I did a video about acrylamide back in 2008, suggesting it’s a probable human carcinogen (See Acrylamide in French Fries). Since then, studies have suggested pregnant women may want to cut back on French fries to protect the growth of their baby’s body and brain. Based on a study (highlighted in my video, Cancer Risk from French Fries) feeding people a little bag of potato chips every day for a month, it now seems acrylamide may also cause inflammation as well, which could explain its purported role in cancer progression.

Acrylamide intake has been associated with endometrial cancer, ovarian cancer, lung cancer, kidney cancer, and esophageal cancer. How much cancer risk are we talking about? Taiwanese researchers examined lifetime cancer risk and French fry consumption. The researchers picked on French fries because they comprise by far the greatest percentage contribution of acrylamide to the diets of children. They estimated that, at most, one or two boys and girls out of every ten thousand would develop cancer eating French fries that they would otherwise not have developed if they hadn’t eaten French fries. So it’s not as bad as eating something like fried fish, or fried chicken, but how much is that saying?

The level of cancer risk in both boys and girls associated with French fries depends on how long and hot they’re fried. In Europe, the food industry swore that they’d self-regulate and control fry times to decrease acrylamide levels, but we’ve yet to see any subsequent change in acrylamide levels in French fries.
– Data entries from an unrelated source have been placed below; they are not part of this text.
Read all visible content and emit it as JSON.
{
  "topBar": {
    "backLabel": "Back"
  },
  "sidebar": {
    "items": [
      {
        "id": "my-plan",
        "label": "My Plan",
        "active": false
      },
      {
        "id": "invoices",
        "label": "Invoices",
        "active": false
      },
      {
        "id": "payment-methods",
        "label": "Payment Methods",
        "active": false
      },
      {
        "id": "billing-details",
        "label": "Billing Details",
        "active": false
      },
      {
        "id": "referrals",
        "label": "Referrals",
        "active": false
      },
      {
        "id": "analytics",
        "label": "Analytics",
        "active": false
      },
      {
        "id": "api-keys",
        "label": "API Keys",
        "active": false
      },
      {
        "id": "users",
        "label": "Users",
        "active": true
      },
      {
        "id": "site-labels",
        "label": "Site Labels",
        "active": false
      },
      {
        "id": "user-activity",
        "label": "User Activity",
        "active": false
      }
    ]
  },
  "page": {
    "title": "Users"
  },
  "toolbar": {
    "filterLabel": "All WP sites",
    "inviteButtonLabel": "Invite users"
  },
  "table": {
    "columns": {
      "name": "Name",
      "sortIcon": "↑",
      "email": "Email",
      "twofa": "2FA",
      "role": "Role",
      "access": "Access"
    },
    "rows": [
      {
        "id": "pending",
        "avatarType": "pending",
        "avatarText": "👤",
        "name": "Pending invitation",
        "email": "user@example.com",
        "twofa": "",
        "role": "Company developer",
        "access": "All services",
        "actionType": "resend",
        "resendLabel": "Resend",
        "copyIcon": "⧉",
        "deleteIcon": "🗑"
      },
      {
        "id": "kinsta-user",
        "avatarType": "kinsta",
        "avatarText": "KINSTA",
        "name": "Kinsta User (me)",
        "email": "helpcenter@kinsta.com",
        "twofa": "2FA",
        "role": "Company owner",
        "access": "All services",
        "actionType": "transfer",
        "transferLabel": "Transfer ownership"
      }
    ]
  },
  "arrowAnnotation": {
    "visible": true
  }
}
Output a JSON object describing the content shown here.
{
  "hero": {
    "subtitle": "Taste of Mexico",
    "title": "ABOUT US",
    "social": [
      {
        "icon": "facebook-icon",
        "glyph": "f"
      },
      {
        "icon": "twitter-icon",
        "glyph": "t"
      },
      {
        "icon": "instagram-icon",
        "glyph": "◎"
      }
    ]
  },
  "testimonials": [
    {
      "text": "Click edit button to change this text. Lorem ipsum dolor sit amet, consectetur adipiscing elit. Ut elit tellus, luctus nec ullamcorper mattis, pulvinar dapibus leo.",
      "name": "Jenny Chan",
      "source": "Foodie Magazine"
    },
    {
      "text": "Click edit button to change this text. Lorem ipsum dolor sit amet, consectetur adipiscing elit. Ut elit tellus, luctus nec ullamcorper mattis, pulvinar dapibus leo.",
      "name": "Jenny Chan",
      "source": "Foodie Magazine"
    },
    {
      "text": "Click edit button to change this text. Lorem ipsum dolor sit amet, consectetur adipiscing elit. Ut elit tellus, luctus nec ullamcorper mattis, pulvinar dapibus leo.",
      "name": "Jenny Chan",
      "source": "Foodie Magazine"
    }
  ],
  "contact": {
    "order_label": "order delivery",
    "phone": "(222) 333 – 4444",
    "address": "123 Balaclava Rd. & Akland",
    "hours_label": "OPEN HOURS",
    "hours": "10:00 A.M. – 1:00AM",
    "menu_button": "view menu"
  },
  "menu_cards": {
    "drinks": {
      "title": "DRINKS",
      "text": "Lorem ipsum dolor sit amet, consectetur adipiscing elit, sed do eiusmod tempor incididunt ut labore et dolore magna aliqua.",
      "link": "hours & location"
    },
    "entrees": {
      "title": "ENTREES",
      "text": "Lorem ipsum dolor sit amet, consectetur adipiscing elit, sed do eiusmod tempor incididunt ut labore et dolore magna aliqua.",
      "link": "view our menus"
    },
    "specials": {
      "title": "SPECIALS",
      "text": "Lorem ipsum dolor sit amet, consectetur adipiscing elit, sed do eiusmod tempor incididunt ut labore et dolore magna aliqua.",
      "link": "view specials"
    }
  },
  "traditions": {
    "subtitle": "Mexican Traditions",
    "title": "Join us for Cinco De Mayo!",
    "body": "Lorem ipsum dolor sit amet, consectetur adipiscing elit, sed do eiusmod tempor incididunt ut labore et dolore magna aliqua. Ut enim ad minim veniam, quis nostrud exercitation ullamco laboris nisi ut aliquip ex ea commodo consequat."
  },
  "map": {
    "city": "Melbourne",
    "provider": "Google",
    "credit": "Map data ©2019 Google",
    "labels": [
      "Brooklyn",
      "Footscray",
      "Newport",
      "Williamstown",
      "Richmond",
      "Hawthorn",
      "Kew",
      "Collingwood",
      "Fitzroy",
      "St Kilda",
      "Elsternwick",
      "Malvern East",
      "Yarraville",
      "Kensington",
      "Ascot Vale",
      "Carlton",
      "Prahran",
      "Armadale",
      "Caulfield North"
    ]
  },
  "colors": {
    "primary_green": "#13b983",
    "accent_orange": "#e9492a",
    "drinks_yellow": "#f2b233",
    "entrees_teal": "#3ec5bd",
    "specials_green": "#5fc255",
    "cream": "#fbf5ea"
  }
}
Researchers continue to urge that the cooking temperature should be as low as possible and the cooking time should be as short as possible, “while still maintaining a tasty quality” of course. We wouldn’t want to reduce cancer risk too much—they might not taste as good!

Blanching the potatoes first reduces acrylamide formation, but potato chip companies complain that, not only would it muck with the flavor, but it would reduce the nutritional properties by leaching away some of the vitamin C. But if we’re relying on potato chips to get our vitamin C, acrylamide is probably the least of our worries.